Emmanuel Macron has painted the bleakest of pictures for the future of Ukraine. After a chilling conversation with President Putin earlier today, Macron warned that Moscow is determined to control the whole of the country and “the worst it yet to come.”

This time there was no trip to the Kremlin’s oversized table for the French President. Instead, Macron attempted to reason with Putin during a 90-minute phone call in which the Russian President accused Kyiv of using human shields and reiterated his determination to seek the “de-nazification of Ukraine”. He also declared that Russia was prepared to “neutralise” Ukraine, either diplomatically or by force. 

While the talk was initiated by Putin, he was certainly offering no olive branch. On the contrary, it seemed more of an attempt to demonstrate just how unfazed he is by the West’s extensive sanctions. 

Macron warned Putin that he was making a “major mistake”, deluding himself about the government in Kyiv, and that the war would cost an isolated and weakened Moscow dearly in the long term.

But according to Macron’s presidential adviser, who gave reporters a read-out of the call: “There was nothing in what President Putin said that could reassure us.”

The exchange took place as citizens in Mariupol, a strategic port city in southeastern Ukraine, remain trapped by intense shelling. Mariupol city council leaders have accused Russian forces of creating a “humanitarian catastrophe” and “blocking us like in old Leningrad” by attacking rail links and cutting off water, power and food supplies. 

In the northern Ukrainian city of Chernihiv, the bodies of at least 22 civilians have been recovered from the rubble after a Russian airstrike hit two schools and residential buildings. 

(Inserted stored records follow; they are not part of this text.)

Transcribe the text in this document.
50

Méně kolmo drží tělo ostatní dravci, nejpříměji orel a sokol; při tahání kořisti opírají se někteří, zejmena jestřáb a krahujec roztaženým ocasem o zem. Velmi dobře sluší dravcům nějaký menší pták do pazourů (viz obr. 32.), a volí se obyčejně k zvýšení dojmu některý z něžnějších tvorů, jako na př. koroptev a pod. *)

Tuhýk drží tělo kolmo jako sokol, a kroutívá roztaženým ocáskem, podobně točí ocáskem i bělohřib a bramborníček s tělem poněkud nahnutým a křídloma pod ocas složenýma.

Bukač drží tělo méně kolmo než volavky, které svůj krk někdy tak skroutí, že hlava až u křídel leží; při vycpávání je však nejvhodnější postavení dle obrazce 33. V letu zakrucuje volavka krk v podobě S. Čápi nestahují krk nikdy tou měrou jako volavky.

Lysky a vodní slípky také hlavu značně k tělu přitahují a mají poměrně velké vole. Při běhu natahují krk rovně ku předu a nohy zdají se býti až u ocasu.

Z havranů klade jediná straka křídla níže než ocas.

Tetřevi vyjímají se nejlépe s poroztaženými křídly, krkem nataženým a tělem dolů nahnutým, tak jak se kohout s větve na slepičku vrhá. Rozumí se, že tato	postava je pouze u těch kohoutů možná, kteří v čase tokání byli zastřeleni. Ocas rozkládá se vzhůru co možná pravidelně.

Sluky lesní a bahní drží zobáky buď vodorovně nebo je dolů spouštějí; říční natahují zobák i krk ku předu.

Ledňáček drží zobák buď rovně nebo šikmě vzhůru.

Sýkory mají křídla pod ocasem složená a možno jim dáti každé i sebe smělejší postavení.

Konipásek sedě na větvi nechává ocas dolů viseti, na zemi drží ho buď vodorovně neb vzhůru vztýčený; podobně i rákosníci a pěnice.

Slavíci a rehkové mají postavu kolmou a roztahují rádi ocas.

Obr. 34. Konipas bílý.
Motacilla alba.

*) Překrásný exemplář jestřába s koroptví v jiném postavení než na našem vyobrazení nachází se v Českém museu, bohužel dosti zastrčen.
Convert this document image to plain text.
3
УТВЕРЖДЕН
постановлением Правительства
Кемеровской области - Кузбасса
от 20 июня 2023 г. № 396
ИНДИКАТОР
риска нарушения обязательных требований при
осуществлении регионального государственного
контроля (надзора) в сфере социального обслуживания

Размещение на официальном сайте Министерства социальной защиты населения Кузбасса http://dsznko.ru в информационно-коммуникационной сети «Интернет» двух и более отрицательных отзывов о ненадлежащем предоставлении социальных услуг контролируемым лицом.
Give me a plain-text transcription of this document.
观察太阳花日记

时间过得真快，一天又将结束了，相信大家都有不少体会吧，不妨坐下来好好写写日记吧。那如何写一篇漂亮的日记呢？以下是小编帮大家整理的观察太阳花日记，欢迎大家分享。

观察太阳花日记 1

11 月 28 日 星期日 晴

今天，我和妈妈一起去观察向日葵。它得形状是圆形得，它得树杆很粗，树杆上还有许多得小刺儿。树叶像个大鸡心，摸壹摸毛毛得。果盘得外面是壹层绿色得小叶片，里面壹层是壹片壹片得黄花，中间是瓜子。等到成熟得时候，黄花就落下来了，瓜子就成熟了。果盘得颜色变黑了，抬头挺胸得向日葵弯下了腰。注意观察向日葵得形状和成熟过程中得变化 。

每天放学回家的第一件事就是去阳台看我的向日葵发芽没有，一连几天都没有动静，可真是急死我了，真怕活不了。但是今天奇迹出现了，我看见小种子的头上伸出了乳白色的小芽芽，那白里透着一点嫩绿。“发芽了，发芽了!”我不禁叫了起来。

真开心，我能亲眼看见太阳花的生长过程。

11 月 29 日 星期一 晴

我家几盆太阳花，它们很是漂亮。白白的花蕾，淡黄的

The conflict is also inflicting a heavy cost on Russians, on the front line and at home. According to Ukraine’s President, Volodymyr Zelensky, 9,000 Russian soldiers have already been killed in the fighting – a figure EU officials deem to be accurate. 

And fear is growing that Putin could be preparing to impose martial law on the country during an emergency parliamentary session tomorrow, as public anger at Russia’s offensive mounts. 

Martial law would allow the Kremlin to close borders and intern all foreigners. Tatyana Stanovaya, a political analyst at the Carnegie Moscow Centre, said this would also enable Putin “to exert complete control over the media, gag those opposing the war, shut down the internet without any pretence and jail everyone who says or writes the wrong things.”

Around 7,000 Russians have already been arrested during country-wide anti-war demonstrations over the past week. 

Moscow is also taking steps to prevent citizens leaving the country, banning them from from travelling abroad with over £7,500. Thousands are already thought to have fled. 

At least the two sides are still talking, albeit with little success. Ukrainian and Russian delegates met on the Belarusian-Polish border for the second round of peace talks today. The Ukrainian delegation is asking for humanitarian corridors to allow urgent supplies into cities and trapped civilians out and refused to yield to Moscow’s ultimatiums. 

Yet according to the Kremlin’s account of the call, Putin told Macron that any attempts to slow the talks process would “only lead to additional demands on Kyiv in our negotiating position”. Bleak indeed.